Thursday, January 15, 2009
Court of Appeal Upholds Upper Term Sentence in Killing of Lover
By KENNETH OFGANG, Staff Writer
A Los Angeles Superior Court judge did not abuse his discretion or violate the right to jury trial when he imposed a 12-year prison term on a woman who killed her lover as he lay in bed, either asleep or extremely drunk, this district’s Court of Appeal ruled yesterday.
Div. Four affirmed Los Angeles Superior Court Judge George Lomelli’s sentencing choice in the case of Angelina Olivares, who was 49 years of age when she killed Ricky Flores in 2006. A jury found Olivares guilty of involuntary manslaughter, which carries a base term of three, six, or 11 years in prison; Lomelli imposed the upper term plus a one-year weapons enhancement.
Prosecutors presented evidence that Flores and the defendant, as well as several other people, had been drinking beer and eating pizza celebrating Flores’ birthday. Olivares eventually told the others it was time to leave and that she had to “put [Flores] to sleep now.”
One of the others later testified that Flores and Olivares both had a lot to drink and that when the witness left, Flores could not stand up or walk straight.
Later that night, Olivares drove to her daughter’s house and told her “there was blood.” After the two women and a friend drove to the apartment, the daughter called 911.
A police officer responded and found Flores lying on the bed with what appeared to be major head trauma. He found a hammer with blood on the handle and head and claw ends on a coffee table, and there was blood spatter on all four walls and the ceiling, he testified.
A criminalist testified that Flores’ died of brain trauma, and that his wounds suggested that he suffered five or more “good, strong blows” to the head, likely inflicted with the round part of the hammer.

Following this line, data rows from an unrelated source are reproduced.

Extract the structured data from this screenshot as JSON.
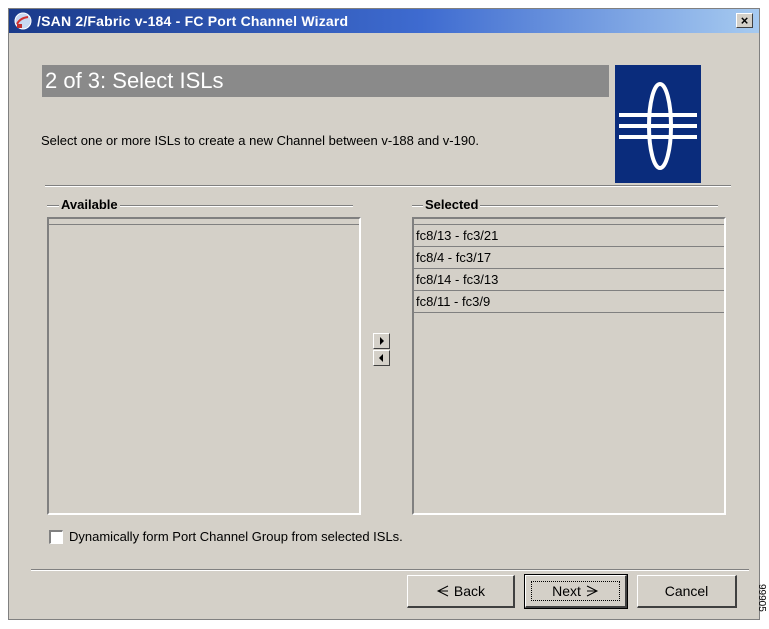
{
  "window": {
    "title": "/SAN 2/Fabric v-184 - FC Port Channel Wizard",
    "close_label": "×",
    "app_icon": "globe-icon",
    "titlebar_color": "#1a3a8a"
  },
  "wizard": {
    "step_title": "2 of 3: Select ISLs",
    "description": "Select one or more ISLs to create a new Channel between v-188 and v-190.",
    "logo_icon": "cisco-fabric-logo-icon",
    "logo_color": "#0a2c7c",
    "banner_color": "#8a8a8a"
  },
  "available": {
    "label": "Available",
    "items": []
  },
  "selected": {
    "label": "Selected",
    "items": [
      "fc8/13 - fc3/21",
      "fc8/4 - fc3/17",
      "fc8/14 - fc3/13",
      "fc8/11 - fc3/9"
    ]
  },
  "transfer": {
    "add_icon": "arrow-right-icon",
    "remove_icon": "arrow-left-icon"
  },
  "options": {
    "dynamic_label": "Dynamically form Port Channel Group from selected ISLs.",
    "dynamic_checked": false
  },
  "footer": {
    "back_label": "Back",
    "next_label": "Next",
    "cancel_label": "Cancel",
    "back_icon": "back-triangle-icon",
    "next_icon": "next-triangle-icon"
  },
  "side_mark": "99905"
}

There were no defensive wounds.
There was testimony that Flores and Olivares had been having difficulties and that both had talked about ending the relationship.

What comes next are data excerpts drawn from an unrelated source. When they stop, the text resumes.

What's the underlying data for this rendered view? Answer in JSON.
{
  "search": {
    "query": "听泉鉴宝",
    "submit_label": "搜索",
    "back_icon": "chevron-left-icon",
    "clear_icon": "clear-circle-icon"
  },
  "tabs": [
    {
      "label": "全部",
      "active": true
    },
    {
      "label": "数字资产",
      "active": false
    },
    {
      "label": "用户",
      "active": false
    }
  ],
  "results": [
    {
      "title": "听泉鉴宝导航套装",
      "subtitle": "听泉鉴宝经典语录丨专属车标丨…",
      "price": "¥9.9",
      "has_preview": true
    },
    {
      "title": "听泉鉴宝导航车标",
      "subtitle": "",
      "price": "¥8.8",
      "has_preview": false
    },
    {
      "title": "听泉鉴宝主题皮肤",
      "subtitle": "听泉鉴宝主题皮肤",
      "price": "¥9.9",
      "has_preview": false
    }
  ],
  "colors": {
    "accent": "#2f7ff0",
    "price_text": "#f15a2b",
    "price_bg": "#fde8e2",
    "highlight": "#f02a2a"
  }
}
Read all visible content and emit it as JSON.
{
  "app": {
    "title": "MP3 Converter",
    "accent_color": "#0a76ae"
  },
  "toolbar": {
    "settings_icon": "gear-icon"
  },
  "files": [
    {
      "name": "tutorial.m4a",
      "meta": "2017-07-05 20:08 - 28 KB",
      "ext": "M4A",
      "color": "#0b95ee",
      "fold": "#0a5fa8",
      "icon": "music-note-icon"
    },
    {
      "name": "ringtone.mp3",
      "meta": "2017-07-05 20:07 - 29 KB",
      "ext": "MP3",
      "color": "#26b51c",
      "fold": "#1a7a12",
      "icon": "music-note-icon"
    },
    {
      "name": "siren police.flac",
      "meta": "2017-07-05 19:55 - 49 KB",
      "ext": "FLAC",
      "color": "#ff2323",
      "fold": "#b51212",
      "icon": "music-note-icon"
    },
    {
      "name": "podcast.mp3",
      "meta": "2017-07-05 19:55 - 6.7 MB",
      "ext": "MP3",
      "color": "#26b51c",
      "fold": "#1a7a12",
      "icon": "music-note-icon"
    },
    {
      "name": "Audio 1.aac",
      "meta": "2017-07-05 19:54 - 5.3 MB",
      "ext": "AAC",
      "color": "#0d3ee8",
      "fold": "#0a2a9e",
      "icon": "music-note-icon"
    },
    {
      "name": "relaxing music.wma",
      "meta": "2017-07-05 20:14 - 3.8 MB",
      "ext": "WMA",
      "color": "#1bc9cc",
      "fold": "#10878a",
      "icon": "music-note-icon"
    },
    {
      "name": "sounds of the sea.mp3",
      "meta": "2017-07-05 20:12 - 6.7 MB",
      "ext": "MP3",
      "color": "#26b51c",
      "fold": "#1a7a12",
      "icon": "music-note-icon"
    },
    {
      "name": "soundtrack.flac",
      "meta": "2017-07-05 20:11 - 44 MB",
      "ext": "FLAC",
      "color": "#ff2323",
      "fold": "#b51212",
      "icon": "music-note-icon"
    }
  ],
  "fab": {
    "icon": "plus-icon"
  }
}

The defense called an expert who testified that Olivares had an IQ of 74, and that she was able to distinguish right from wrong but that her mental limitations made it difficult for her foresee the consequences of her actions.
Olivares testified that she loved Flores and had been with him for five years. She denied that she had previously threatened to kill him, and that only in the last two months of his life had their relationship grown difficult.

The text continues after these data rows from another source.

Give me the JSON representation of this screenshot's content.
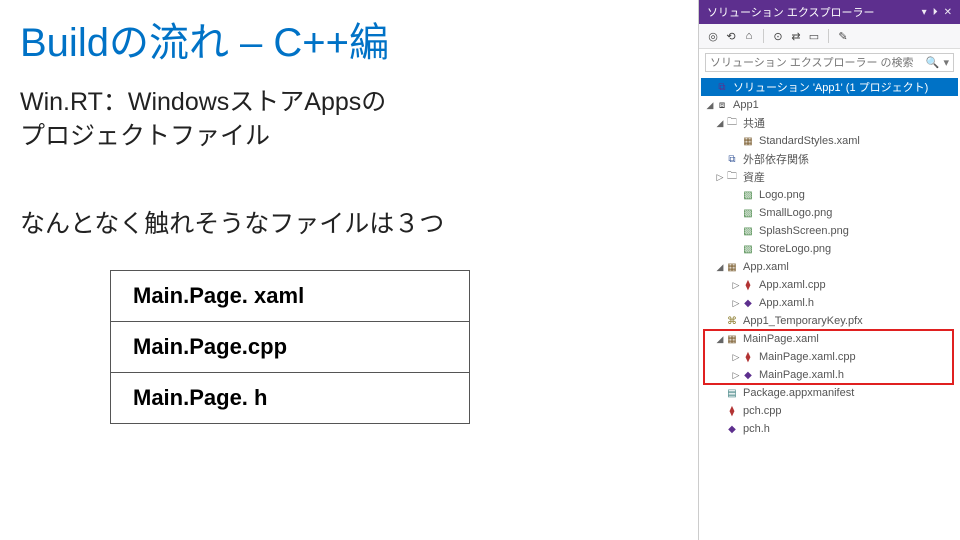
{
  "slide": {
    "title": "Buildの流れ – C++編",
    "subtitle_l1": "Win.RT：WindowsストアAppsの",
    "subtitle_l2": "プロジェクトファイル",
    "line2": "なんとなく触れそうなファイルは３つ",
    "files": [
      {
        "label": "Main.Page. xaml"
      },
      {
        "label": "Main.Page.cpp"
      },
      {
        "label": "Main.Page. h"
      }
    ]
  },
  "panel": {
    "title": "ソリューション エクスプローラー",
    "title_buttons": {
      "dropdown": "▾",
      "pin": "⏵",
      "close": "✕"
    },
    "toolbar_icons": [
      "◎",
      "⟲",
      "⌂",
      "",
      "⊙",
      "⇄",
      "▭",
      "",
      "✎"
    ],
    "search_placeholder": "ソリューション エクスプローラー の検索",
    "search_icon": "🔍",
    "search_dropdown": "▾"
  },
  "tree": [
    {
      "depth": 0,
      "expand": "",
      "icon": "⧉",
      "iconClass": "c-sln",
      "label": "ソリューション 'App1' (1 プロジェクト)",
      "selected": true
    },
    {
      "depth": 0,
      "expand": "◢",
      "icon": "⧈",
      "iconClass": "c-proj",
      "label": "App1"
    },
    {
      "depth": 1,
      "expand": "◢",
      "icon": "🗀",
      "iconClass": "c-folder",
      "label": "共通"
    },
    {
      "depth": 2,
      "expand": "",
      "icon": "▦",
      "iconClass": "c-xaml",
      "label": "StandardStyles.xaml"
    },
    {
      "depth": 1,
      "expand": "",
      "icon": "⧉",
      "iconClass": "c-ref",
      "label": "外部依存関係"
    },
    {
      "depth": 1,
      "expand": "▷",
      "icon": "🗀",
      "iconClass": "c-folder",
      "label": "資産"
    },
    {
      "depth": 2,
      "expand": "",
      "icon": "▧",
      "iconClass": "c-img",
      "label": "Logo.png"
    },
    {
      "depth": 2,
      "expand": "",
      "icon": "▧",
      "iconClass": "c-img",
      "label": "SmallLogo.png"
    },
    {
      "depth": 2,
      "expand": "",
      "icon": "▧",
      "iconClass": "c-img",
      "label": "SplashScreen.png"
    },
    {
      "depth": 2,
      "expand": "",
      "icon": "▧",
      "iconClass": "c-img",
      "label": "StoreLogo.png"
    },
    {
      "depth": 1,
      "expand": "◢",
      "icon": "▦",
      "iconClass": "c-xaml",
      "label": "App.xaml"
    },
    {
      "depth": 2,
      "expand": "▷",
      "icon": "⧫",
      "iconClass": "c-cpp",
      "label": "App.xaml.cpp"
    },
    {
      "depth": 2,
      "expand": "▷",
      "icon": "◆",
      "iconClass": "c-h",
      "label": "App.xaml.h"
    },
    {
      "depth": 1,
      "expand": "",
      "icon": "⌘",
      "iconClass": "c-key",
      "label": "App1_TemporaryKey.pfx"
    },
    {
      "depth": 1,
      "expand": "◢",
      "icon": "▦",
      "iconClass": "c-xaml",
      "label": "MainPage.xaml",
      "hl": "start"
    },
    {
      "depth": 2,
      "expand": "▷",
      "icon": "⧫",
      "iconClass": "c-cpp",
      "label": "MainPage.xaml.cpp"
    },
    {
      "depth": 2,
      "expand": "▷",
      "icon": "◆",
      "iconClass": "c-h",
      "label": "MainPage.xaml.h",
      "hl": "end"
    },
    {
      "depth": 1,
      "expand": "",
      "icon": "▤",
      "iconClass": "c-mf",
      "label": "Package.appxmanifest"
    },
    {
      "depth": 1,
      "expand": "",
      "icon": "⧫",
      "iconClass": "c-cpp",
      "label": "pch.cpp"
    },
    {
      "depth": 1,
      "expand": "",
      "icon": "◆",
      "iconClass": "c-h",
      "label": "pch.h"
    }
  ]
}
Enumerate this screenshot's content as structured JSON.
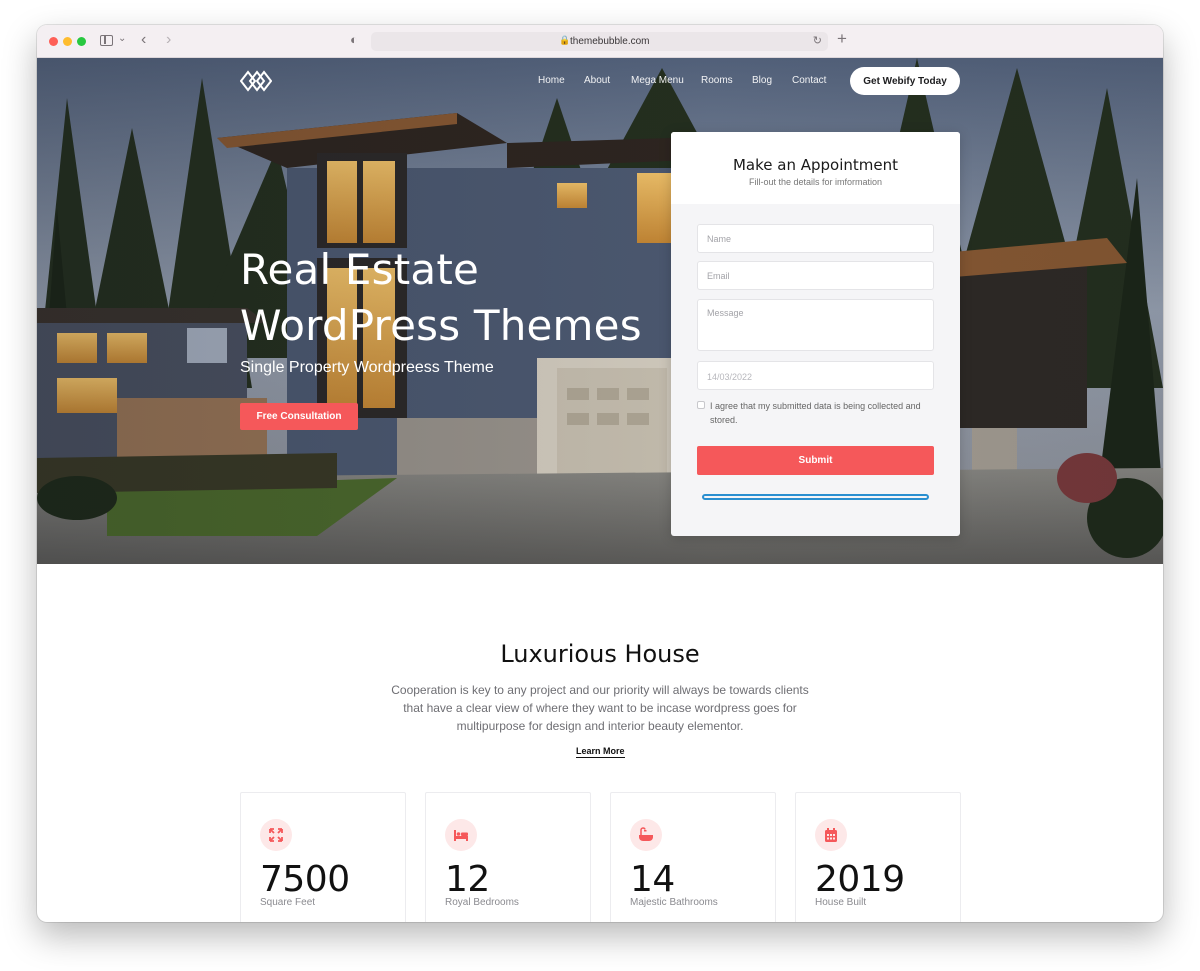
{
  "browser": {
    "url": "themebubble.com"
  },
  "nav": {
    "items": [
      "Home",
      "About",
      "Mega Menu",
      "Rooms",
      "Blog",
      "Contact"
    ],
    "cta": "Get Webify Today"
  },
  "hero": {
    "title": "Real Estate WordPress Themes",
    "subtitle": "Single Property Wordpreess Theme",
    "button": "Free Consultation"
  },
  "appointment": {
    "title": "Make an Appointment",
    "subtitle": "Fill-out the details for imformation",
    "name_placeholder": "Name",
    "email_placeholder": "Email",
    "message_placeholder": "Message",
    "date_value": "14/03/2022",
    "agree_text": "I agree that my submitted data is being collected and stored.",
    "submit": "Submit"
  },
  "section": {
    "title": "Luxurious House",
    "body": "Cooperation is key to any project and our priority will always be towards clients that have a clear view of where they want to be incase wordpress goes for multipurpose for design and interior beauty elementor.",
    "link": "Learn More"
  },
  "stats": [
    {
      "value": "7500",
      "label": "Square Feet",
      "icon": "expand-arrows-icon"
    },
    {
      "value": "12",
      "label": "Royal Bedrooms",
      "icon": "bed-icon"
    },
    {
      "value": "14",
      "label": "Majestic Bathrooms",
      "icon": "bathtub-icon"
    },
    {
      "value": "2019",
      "label": "House Built",
      "icon": "calendar-icon"
    }
  ],
  "colors": {
    "accent": "#f5585a",
    "accent_light": "#fde8e8",
    "text_dark": "#111111",
    "text_muted": "#6e6e73"
  }
}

On the night of his death, she said, Flores became angry because she could not find paperwork he was completing in order to apply for general relief. Olivares explained that Flores was working at the time, but wanted to make it appear he was unemployed in order to obtain benefits from the county.
When she went to console him, she claimed, he yelled and called her names. She said she was upset and confused when she went to the kitchen, came back with the hammer, and hit Flores because he did not “want to shut up.”
She did not realize he was hurt until she saw the blood, she said. A detective testified that when he interviewed the defendant, she told him Flores went to sleep after telling her to leave him alone.
At sentencing, defense counsel urged the judge to impose the lower-term sentence, citing the parties’ heavy drinking and the defendant’s lack of prior violence, her remorse, and the fact that Olivares had helped raise Flores’ children, as mitigating factors. The prosecutor responded that the crime was “way more egregious than your standard manslaughters.”
In choosing to impose the higher term, Lomelli found that the victim was particularly vulnerable and that the crime was carried out in a planned, sophisticated manner.
Presiding Justice Norman Epstein, in an unpublished opinion for the Court of Appeal, said the trial judge was not required to submit the sentencing dispute to a jury under the law in effect in December 2007 when the sentence was imposed.
The jurist explained that in March 2007, the Legislature adopted an urgency measure amending the Determinate Sentencing Law to permit trial judges to impose any of the three permissible sentences for a given crime, regardless of how it weighed the aggravating or mitigating factors.
That legislation was enacted in response to Cunningham v. California (2007) 127 S.Ct. 856, which held that the imposition of an upper term sentence based on facts found by the judge and not by a jury violated the Sixth Amendment unless the facts related to prior convictions.
That decision was based on the old version of the DSL, which permitted an upper term sentence only if the aggravating factors were found to outweigh those in mitigation. The state Supreme Court upheld the new law in People v. Sandoval (2007) 41 Cal.4th 825.
Epstein explained that, as the high court found in Sandoval, the application of the new law to crimes committed before it was enacted does not violate the ex post facto prohibition because the law did not increase the punishment for crimes, but merely amended the procedure for determining sentences.
Nor was the defendant denied due process, because the sentence she received would have been valid under either version of the law, the presiding justice wrote.
Epstein also rejected the argument that Lomelli abused his discretion. The finding of victim vulnerability, the presiding justice said, was supported by the evidence that Flores was extremely intoxicated and was either asleep or incapacitated when the fatal blows were struck.
The case is People v. Olivares, B205504.